This repository contains all the necessary scripts and functions to create neural networks for audio processing like the ones we use. Help functions / scripts can be found in the Utils folder. There is also a script to convert the created model files into tflite files. All other scripts or Jupyter notebooks can be found sorted by topic in their respective folders.
There are several ways to install the dependencies of the Python 3.9 scripts provided here.
conda env create -p ./venv -f conda_env.yml
pip install virtualenv
virtualenv venv
venv/Scripts/activate
pip install -r requirements.txt
The Utils folder contains a file called annotateWhistle.py, which can be used to quickly and easily annotate whistle data for training. All you need to do is create at least one folder in the WhistleDetector folder where the WAV files to be annotated are stored. This can be the AnnotationData folder, for example. This folder already contains a very short audio file with just one whistle for demonstration purposes.
To annotate a file, only the last line of annotateWhistle.py needs to be adapted. The parameter "dataset" stands for the name of the WAV file to be annotated (without extension) and the parameter "folder" for the folder in which the WAV file is located. For example:
label_dataset(dataset = "Demo", folder = "AnnotationData")
If the annotateWhistle.py file is then executed, a matplotlib window opens after a while. In this window, the recognized whistles are marked by a white frame on the spectrogram. If you want to listen to a whistle again, you can do this by double left-clicking on it. To mark a recognized whistle as a real whistle, right-click on the position of the whistle. The frame changes from white to green. When all real whistles have been marked, the corresponding data can be exported by pressing the s key.
By pressing the l key, you can switch from annotation mode to edit mode. However, all previously annotated whistles will be lost. In edit mode, noise or whistling can be removed by right-clicking.
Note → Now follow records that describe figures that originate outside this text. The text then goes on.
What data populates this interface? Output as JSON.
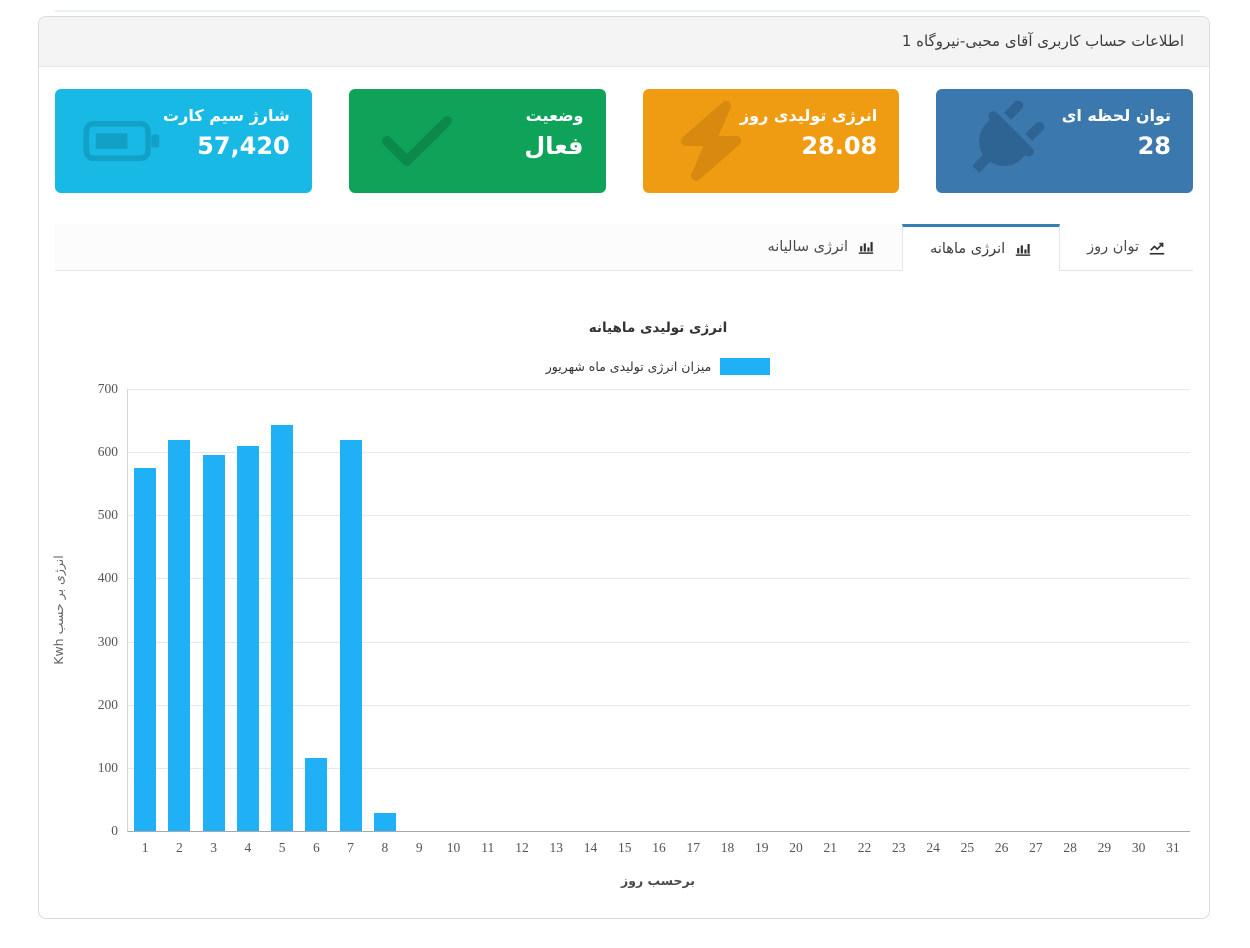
{
  "header": {
    "title": "اطلاعات حساب کاربری آقای محبی-نیروگاه 1"
  },
  "cards": [
    {
      "id": "instant-power",
      "title": "توان لحظه ای",
      "value": "28",
      "color": "#3a78ae",
      "icon_color": "#2e6493",
      "icon": "plug-icon"
    },
    {
      "id": "daily-energy",
      "title": "انرژی تولیدی روز",
      "value": "28.08",
      "color": "#f09c13",
      "icon_color": "#d8890f",
      "icon": "bolt-icon"
    },
    {
      "id": "status",
      "title": "وضعیت",
      "value": "فعال",
      "color": "#0fa35a",
      "icon_color": "#0c8a4c",
      "icon": "check-icon"
    },
    {
      "id": "sim-charge",
      "title": "شارژ سیم کارت",
      "value": "57,420",
      "color": "#18b9e4",
      "icon_color": "#12a0c7",
      "icon": "battery-icon"
    }
  ],
  "tabs": [
    {
      "label": "توان روز",
      "icon": "line-chart-icon",
      "active": false
    },
    {
      "label": "انرژی ماهانه",
      "icon": "bar-chart-icon",
      "active": true
    },
    {
      "label": "انرژی سالیانه",
      "icon": "bar-chart-icon",
      "active": false
    }
  ],
  "chart_data": {
    "type": "bar",
    "title": "انرژی تولیدی ماهیانه",
    "legend": "میزان انرژی تولیدی ماه شهریور",
    "legend_position": "top",
    "xlabel": "برحسب روز",
    "ylabel": "انرژی بر حسب Kwh",
    "categories": [
      1,
      2,
      3,
      4,
      5,
      6,
      7,
      8,
      9,
      10,
      11,
      12,
      13,
      14,
      15,
      16,
      17,
      18,
      19,
      20,
      21,
      22,
      23,
      24,
      25,
      26,
      27,
      28,
      29,
      30,
      31
    ],
    "values": [
      575,
      620,
      596,
      610,
      643,
      115,
      620,
      28.08,
      0,
      0,
      0,
      0,
      0,
      0,
      0,
      0,
      0,
      0,
      0,
      0,
      0,
      0,
      0,
      0,
      0,
      0,
      0,
      0,
      0,
      0,
      0
    ],
    "ylim": [
      0,
      700
    ],
    "ytick_step": 100,
    "grid": true,
    "bar_color": "#1fb0f6"
  }
}
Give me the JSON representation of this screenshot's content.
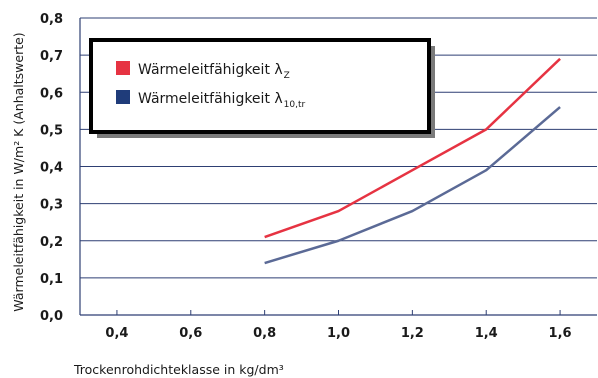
{
  "chart_data": {
    "type": "line",
    "xlabel": "Trockenrohdichteklasse in kg/dm³",
    "ylabel": "Wärmeleitfähigkeit in W/m² K (Anhaltswerte)",
    "xlim": [
      0.3,
      1.7
    ],
    "ylim": [
      0,
      0.8
    ],
    "x_ticks": [
      "0,4",
      "0,6",
      "0,8",
      "1,0",
      "1,2",
      "1,4",
      "1,6"
    ],
    "x_tick_values": [
      0.4,
      0.6,
      0.8,
      1.0,
      1.2,
      1.4,
      1.6
    ],
    "y_ticks": [
      "0,0",
      "0,1",
      "0,2",
      "0,3",
      "0,4",
      "0,5",
      "0,6",
      "0,7",
      "0,8"
    ],
    "y_tick_values": [
      0,
      0.1,
      0.2,
      0.3,
      0.4,
      0.5,
      0.6,
      0.7,
      0.8
    ],
    "grid": "horizontal",
    "legend_position": "top-left",
    "series": [
      {
        "label_main": "Wärmeleitfähigkeit λ",
        "label_sub": "Z",
        "color": "#e63342",
        "x": [
          0.8,
          1.0,
          1.2,
          1.4,
          1.6
        ],
        "y": [
          0.21,
          0.28,
          0.39,
          0.5,
          0.69
        ]
      },
      {
        "label_main": "Wärmeleitfähigkeit λ",
        "label_sub": "10,tr",
        "color": "#5b6a96",
        "swatch_color": "#1f3c7a",
        "x": [
          0.8,
          1.0,
          1.2,
          1.4,
          1.6
        ],
        "y": [
          0.14,
          0.2,
          0.28,
          0.39,
          0.56
        ]
      }
    ]
  }
}
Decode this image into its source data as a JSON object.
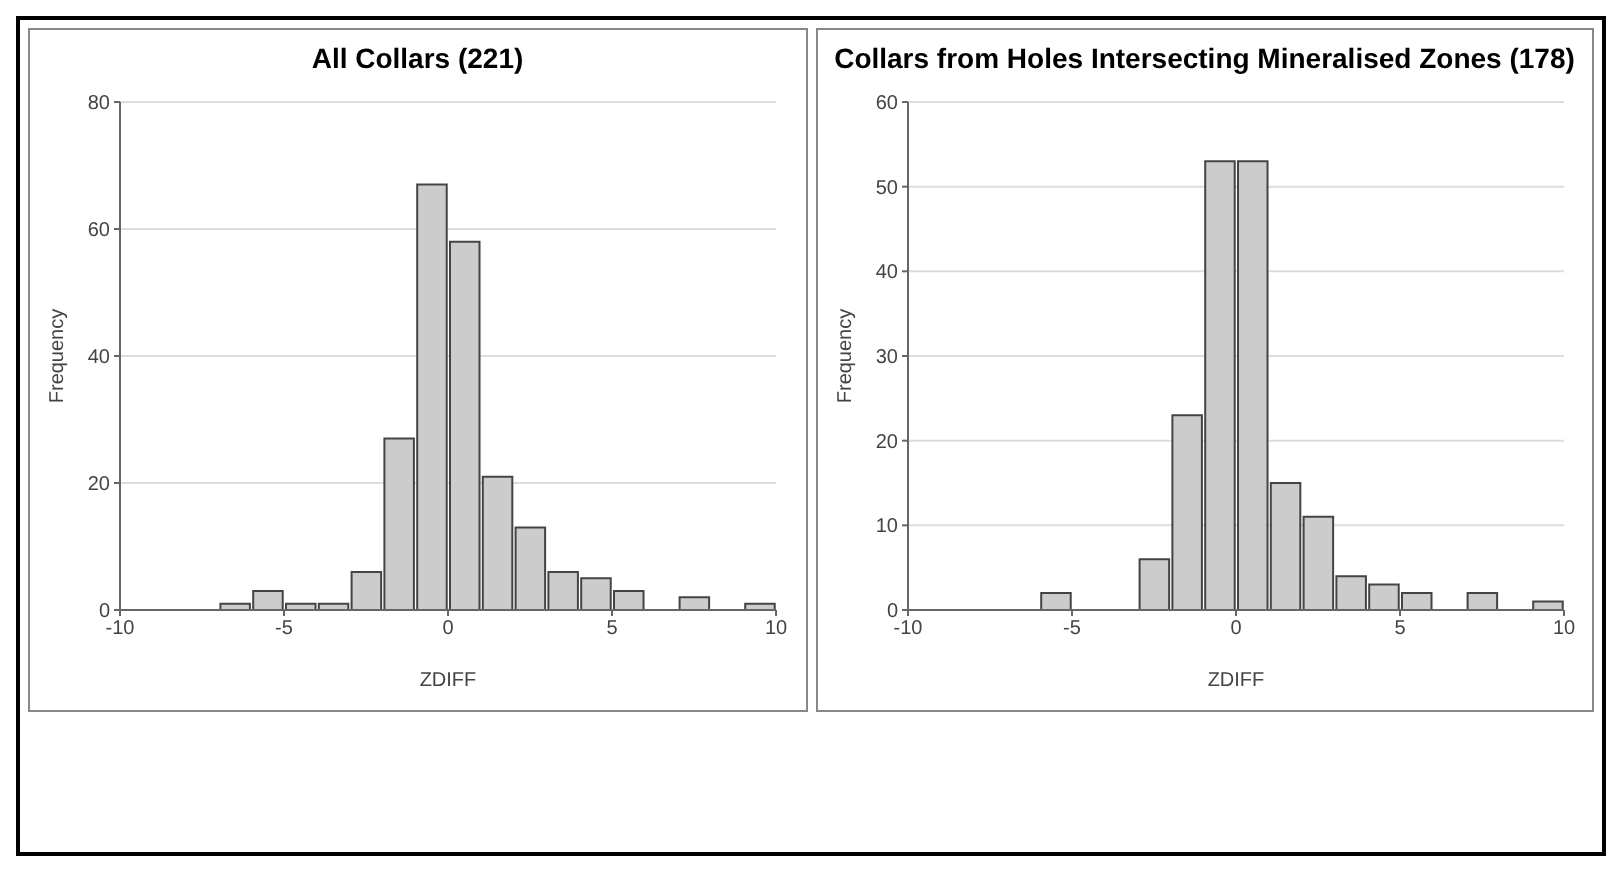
{
  "chart_data": [
    {
      "type": "histogram",
      "title": "All Collars (221)",
      "xlabel": "ZDIFF",
      "ylabel": "Frequency",
      "color": "#cccccc",
      "grid": "y",
      "bins": [
        -10,
        -9,
        -8,
        -7,
        -6,
        -5,
        -4,
        -3,
        -2,
        -1,
        0,
        1,
        2,
        3,
        4,
        5,
        6,
        7,
        8,
        9,
        10
      ],
      "values": [
        0,
        0,
        0,
        1,
        3,
        1,
        1,
        6,
        27,
        67,
        58,
        21,
        13,
        6,
        5,
        3,
        0,
        2,
        0,
        1
      ],
      "xlim": [
        -10,
        10
      ],
      "xticks": [
        -10,
        -5,
        0,
        5,
        10
      ],
      "ylim": [
        0,
        80
      ],
      "yticks": [
        0,
        20,
        40,
        60,
        80
      ]
    },
    {
      "type": "histogram",
      "title": "Collars from Holes Intersecting Mineralised Zones (178)",
      "xlabel": "ZDIFF",
      "ylabel": "Frequency",
      "color": "#cccccc",
      "grid": "y",
      "bins": [
        -10,
        -9,
        -8,
        -7,
        -6,
        -5,
        -4,
        -3,
        -2,
        -1,
        0,
        1,
        2,
        3,
        4,
        5,
        6,
        7,
        8,
        9,
        10
      ],
      "values": [
        0,
        0,
        0,
        0,
        2,
        0,
        0,
        6,
        23,
        53,
        53,
        15,
        11,
        4,
        3,
        2,
        0,
        2,
        0,
        1
      ],
      "xlim": [
        -10,
        10
      ],
      "xticks": [
        -10,
        -5,
        0,
        5,
        10
      ],
      "ylim": [
        0,
        60
      ],
      "yticks": [
        0,
        10,
        20,
        30,
        40,
        50,
        60
      ]
    }
  ]
}
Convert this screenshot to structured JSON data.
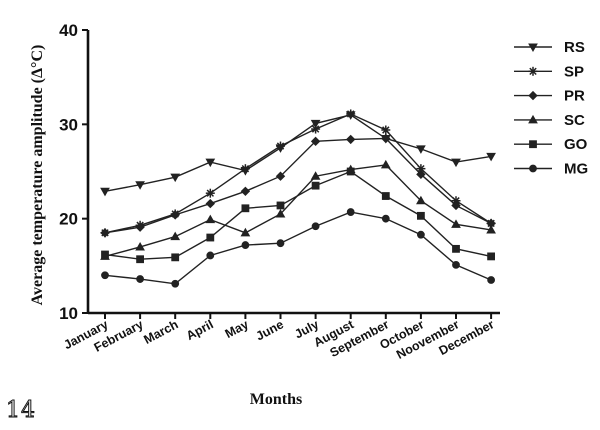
{
  "figure_number": "14",
  "chart_data": {
    "type": "line",
    "xlabel": "Months",
    "ylabel": "Average temperature amplitude (Δ°C)",
    "ylim": [
      10,
      40
    ],
    "yticks": [
      "10",
      "20",
      "30",
      "40"
    ],
    "categories": [
      "January",
      "February",
      "March",
      "April",
      "May",
      "June",
      "July",
      "August",
      "September",
      "October",
      "Noovember",
      "December"
    ],
    "legend_position": "top-right",
    "grid": false,
    "series": [
      {
        "name": "RS",
        "marker": "triangle-down",
        "values": [
          22.9,
          23.6,
          24.4,
          26.0,
          25.1,
          27.5,
          30.1,
          31.0,
          28.5,
          27.4,
          26.0,
          26.6
        ]
      },
      {
        "name": "SP",
        "marker": "star",
        "values": [
          18.5,
          19.3,
          20.5,
          22.7,
          25.3,
          27.7,
          29.5,
          31.1,
          29.4,
          25.3,
          21.9,
          19.5
        ]
      },
      {
        "name": "PR",
        "marker": "diamond",
        "values": [
          18.5,
          19.1,
          20.4,
          21.6,
          22.9,
          24.5,
          28.2,
          28.4,
          28.5,
          24.7,
          21.4,
          19.5
        ]
      },
      {
        "name": "SC",
        "marker": "triangle-up",
        "values": [
          16.0,
          17.0,
          18.1,
          19.9,
          18.5,
          20.5,
          24.5,
          25.2,
          25.7,
          21.9,
          19.4,
          18.8
        ]
      },
      {
        "name": "GO",
        "marker": "square",
        "values": [
          16.2,
          15.7,
          15.9,
          18.0,
          21.1,
          21.4,
          23.5,
          25.0,
          22.4,
          20.3,
          16.8,
          16.0
        ]
      },
      {
        "name": "MG",
        "marker": "circle",
        "values": [
          14.0,
          13.6,
          13.1,
          16.1,
          17.2,
          17.4,
          19.2,
          20.7,
          20.0,
          18.3,
          15.1,
          13.5
        ]
      }
    ]
  }
}
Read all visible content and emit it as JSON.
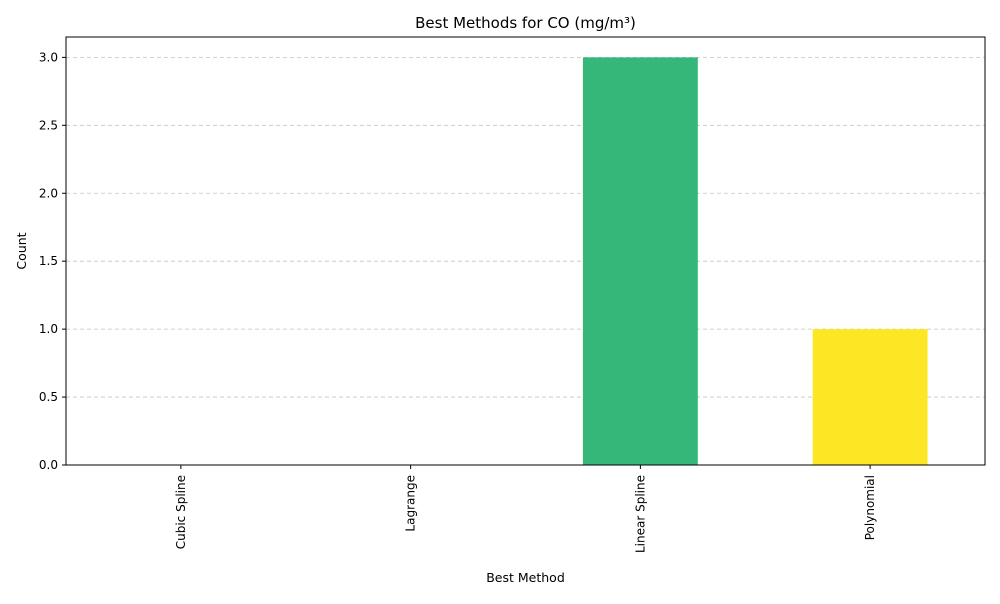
{
  "chart_data": {
    "type": "bar",
    "title": "Best Methods for CO (mg/m³)",
    "xlabel": "Best Method",
    "ylabel": "Count",
    "categories": [
      "Cubic Spline",
      "Lagrange",
      "Linear Spline",
      "Polynomial"
    ],
    "values": [
      0,
      0,
      3,
      1
    ],
    "colors": [
      "#440154",
      "#31688e",
      "#35b779",
      "#fde725"
    ],
    "ylim": [
      0,
      3.15
    ],
    "yticks": [
      0.0,
      0.5,
      1.0,
      1.5,
      2.0,
      2.5,
      3.0
    ],
    "ytick_labels": [
      "0.0",
      "0.5",
      "1.0",
      "1.5",
      "2.0",
      "2.5",
      "3.0"
    ],
    "grid": "y-dashed",
    "legend": "none"
  }
}
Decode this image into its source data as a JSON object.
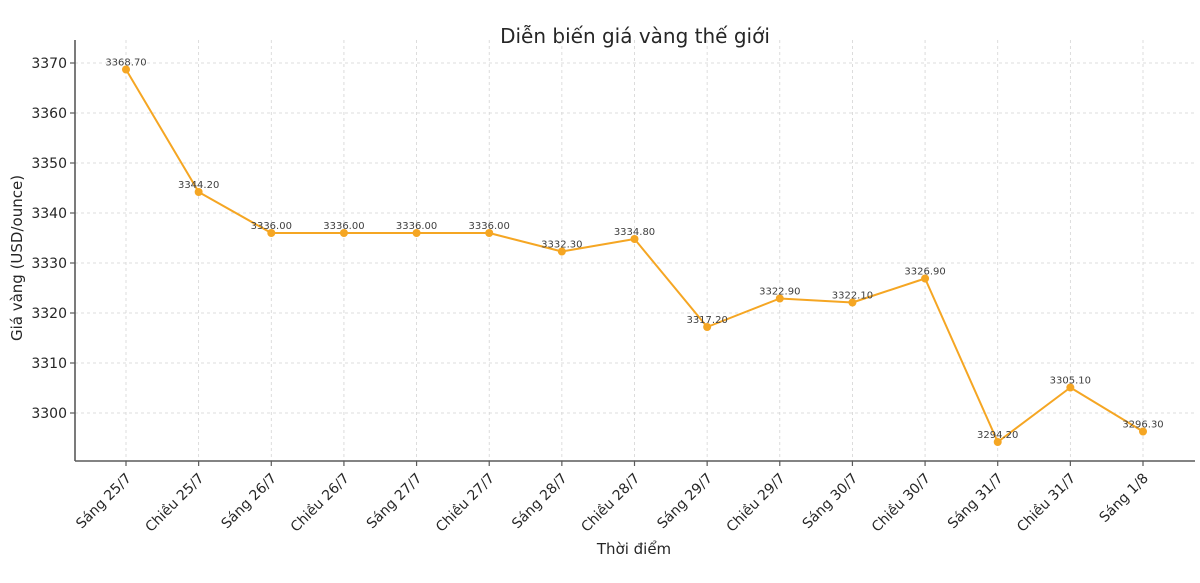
{
  "chart_data": {
    "type": "line",
    "title": "Diễn biến giá vàng thế giới",
    "xlabel": "Thời điểm",
    "ylabel": "Giá vàng (USD/ounce)",
    "categories": [
      "Sáng 25/7",
      "Chiều 25/7",
      "Sáng 26/7",
      "Chiều 26/7",
      "Sáng 27/7",
      "Chiều 27/7",
      "Sáng 28/7",
      "Chiều 28/7",
      "Sáng 29/7",
      "Chiều 29/7",
      "Sáng 30/7",
      "Chiều 30/7",
      "Sáng 31/7",
      "Chiều 31/7",
      "Sáng 1/8"
    ],
    "series": [
      {
        "name": "Giá vàng",
        "color": "#f5a623",
        "values": [
          3368.7,
          3344.2,
          3336.0,
          3336.0,
          3336.0,
          3336.0,
          3332.3,
          3334.8,
          3317.2,
          3322.9,
          3322.1,
          3326.9,
          3294.2,
          3305.1,
          3296.3
        ],
        "labels": [
          "3368.70",
          "3344.20",
          "3336.00",
          "3336.00",
          "3336.00",
          "3336.00",
          "3332.30",
          "3334.80",
          "3317.20",
          "3322.90",
          "3322.10",
          "3326.90",
          "3294.20",
          "3305.10",
          "3296.30"
        ]
      }
    ],
    "yticks": [
      "3300",
      "3310",
      "3320",
      "3330",
      "3340",
      "3350",
      "3360",
      "3370"
    ],
    "ylim": [
      3290.4,
      3374.6
    ],
    "grid": true,
    "legend": null
  }
}
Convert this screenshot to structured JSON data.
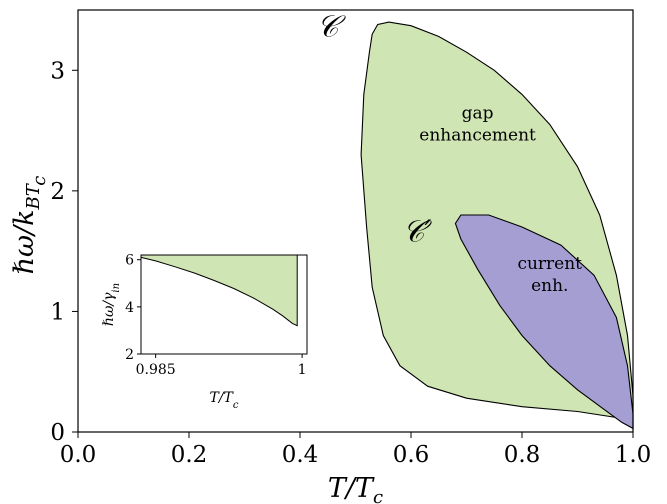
{
  "chart_data": [
    {
      "type": "area",
      "xlabel": "T/T_c",
      "ylabel": "ℏω/k_BT_c",
      "xlim": [
        0.0,
        1.0
      ],
      "ylim": [
        0,
        3.5
      ],
      "x_ticks": [
        0.0,
        0.2,
        0.4,
        0.6,
        0.8,
        1.0
      ],
      "y_ticks": [
        0,
        1,
        2,
        3
      ],
      "x_tick_labels": [
        "0.0",
        "0.2",
        "0.4",
        "0.6",
        "0.8",
        "1.0"
      ],
      "y_tick_labels": [
        "0",
        "1",
        "2",
        "3"
      ],
      "grid": false,
      "curve_labels": [
        {
          "text": "𝒞",
          "x": 0.43,
          "y": 3.28
        },
        {
          "text": "𝒞′",
          "x": 0.585,
          "y": 1.58
        }
      ],
      "region_labels": [
        {
          "lines": [
            "gap",
            "enhancement"
          ],
          "x": 0.72,
          "y": 2.6
        },
        {
          "lines": [
            "current",
            "enh."
          ],
          "x": 0.85,
          "y": 1.35
        }
      ],
      "series": [
        {
          "role": "gap-enhancement",
          "color": "#cfe5b4",
          "points": [
            [
              0.53,
              3.3
            ],
            [
              0.54,
              3.38
            ],
            [
              0.56,
              3.4
            ],
            [
              0.6,
              3.37
            ],
            [
              0.65,
              3.28
            ],
            [
              0.7,
              3.15
            ],
            [
              0.75,
              3.0
            ],
            [
              0.8,
              2.8
            ],
            [
              0.85,
              2.55
            ],
            [
              0.9,
              2.2
            ],
            [
              0.94,
              1.8
            ],
            [
              0.97,
              1.3
            ],
            [
              0.99,
              0.8
            ],
            [
              1.0,
              0.3
            ],
            [
              1.0,
              0.03
            ],
            [
              0.97,
              0.12
            ],
            [
              0.9,
              0.17
            ],
            [
              0.8,
              0.21
            ],
            [
              0.7,
              0.28
            ],
            [
              0.63,
              0.38
            ],
            [
              0.58,
              0.55
            ],
            [
              0.55,
              0.8
            ],
            [
              0.53,
              1.2
            ],
            [
              0.52,
              1.7
            ],
            [
              0.51,
              2.3
            ],
            [
              0.515,
              2.8
            ],
            [
              0.525,
              3.15
            ],
            [
              0.53,
              3.3
            ]
          ]
        },
        {
          "role": "current-enhancement",
          "color": "#a59ed3",
          "points": [
            [
              0.68,
              1.73
            ],
            [
              0.69,
              1.8
            ],
            [
              0.74,
              1.8
            ],
            [
              0.8,
              1.7
            ],
            [
              0.87,
              1.55
            ],
            [
              0.93,
              1.3
            ],
            [
              0.97,
              0.95
            ],
            [
              0.99,
              0.55
            ],
            [
              1.0,
              0.15
            ],
            [
              1.0,
              0.03
            ],
            [
              0.98,
              0.08
            ],
            [
              0.95,
              0.18
            ],
            [
              0.9,
              0.35
            ],
            [
              0.85,
              0.55
            ],
            [
              0.8,
              0.8
            ],
            [
              0.76,
              1.05
            ],
            [
              0.72,
              1.35
            ],
            [
              0.69,
              1.6
            ],
            [
              0.68,
              1.73
            ]
          ]
        }
      ]
    },
    {
      "type": "area",
      "role": "inset",
      "xlabel": "T/T_c",
      "ylabel": "ℏω/γ_in",
      "xlim": [
        0.9835,
        1.0005
      ],
      "ylim": [
        2,
        6.2
      ],
      "x_ticks": [
        0.985,
        1.0
      ],
      "y_ticks": [
        2,
        4,
        6
      ],
      "x_tick_labels": [
        "0.985",
        "1"
      ],
      "y_tick_labels": [
        "2",
        "4",
        "6"
      ],
      "series": [
        {
          "role": "gap-enhancement",
          "color": "#cfe5b4",
          "points": [
            [
              0.9835,
              6.1
            ],
            [
              0.985,
              5.95
            ],
            [
              0.987,
              5.7
            ],
            [
              0.989,
              5.43
            ],
            [
              0.991,
              5.12
            ],
            [
              0.993,
              4.78
            ],
            [
              0.995,
              4.38
            ],
            [
              0.997,
              3.9
            ],
            [
              0.998,
              3.62
            ],
            [
              0.999,
              3.3
            ],
            [
              0.9995,
              3.2
            ],
            [
              0.9995,
              6.2
            ],
            [
              0.9835,
              6.2
            ]
          ]
        }
      ]
    }
  ]
}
The edited file can then be saved by pressing the c key.
Key | Action |
---|---|
l | Switch between edit and annotation mode (default) |
c | save edited data file |
s | export annotation data |
double left click | play audio |
right click | mark whistle as real [annotation mode (default)] / cut audio [edit mode] |
Some labelled files can be found here.
The Utils folder contains a file called annotateWhistleDirectionDistance.py, which can be used to quickly and easily annotate whistle distance and direction data for training, test and evaluation. You need only download the corresponding dataset and copy the WAV files into the corresponding train, test, or evaluation folder. The demo folder already contains a very short audio file with just one whistle for demonstration purposes only.
To generate the annotated direction and distance data of the whistles, you need to edit the string in line 1006, which specifies one of the four folders (Train, Test, Eval, and Demo). By default, it contains the string "Demo". After this, you can simply run the script to generate all the files needed for training and testing our neural networks. For example:
statistic = generate_dataset("Demo")
prettyPrintStatistic(statistic)
The generated statistics of the dataset can help balance your dataset and give a more detailed overview of it.
The annotateWhistleDirectionDistance.py file also contains a method to check the audio files for broken mics and a debug method that visualizes the audio files as spectrograms and marks detected whistles. This debug method mostly works like the whistle annotation tool and has the same shortcuts. For example:
check_for_broken_mics("Test")
debug_dataset("Hulk_Lab_Test_02", "Eval")
The Utils folder also contains a script called room_impulse_response_debug.py, which can be used to analyse the Room Impulse Response (RIR) of a recorded chirp sound (Utils/chirp.wav). As a demonstration, the recording of this chirping sound in our lab has already been included.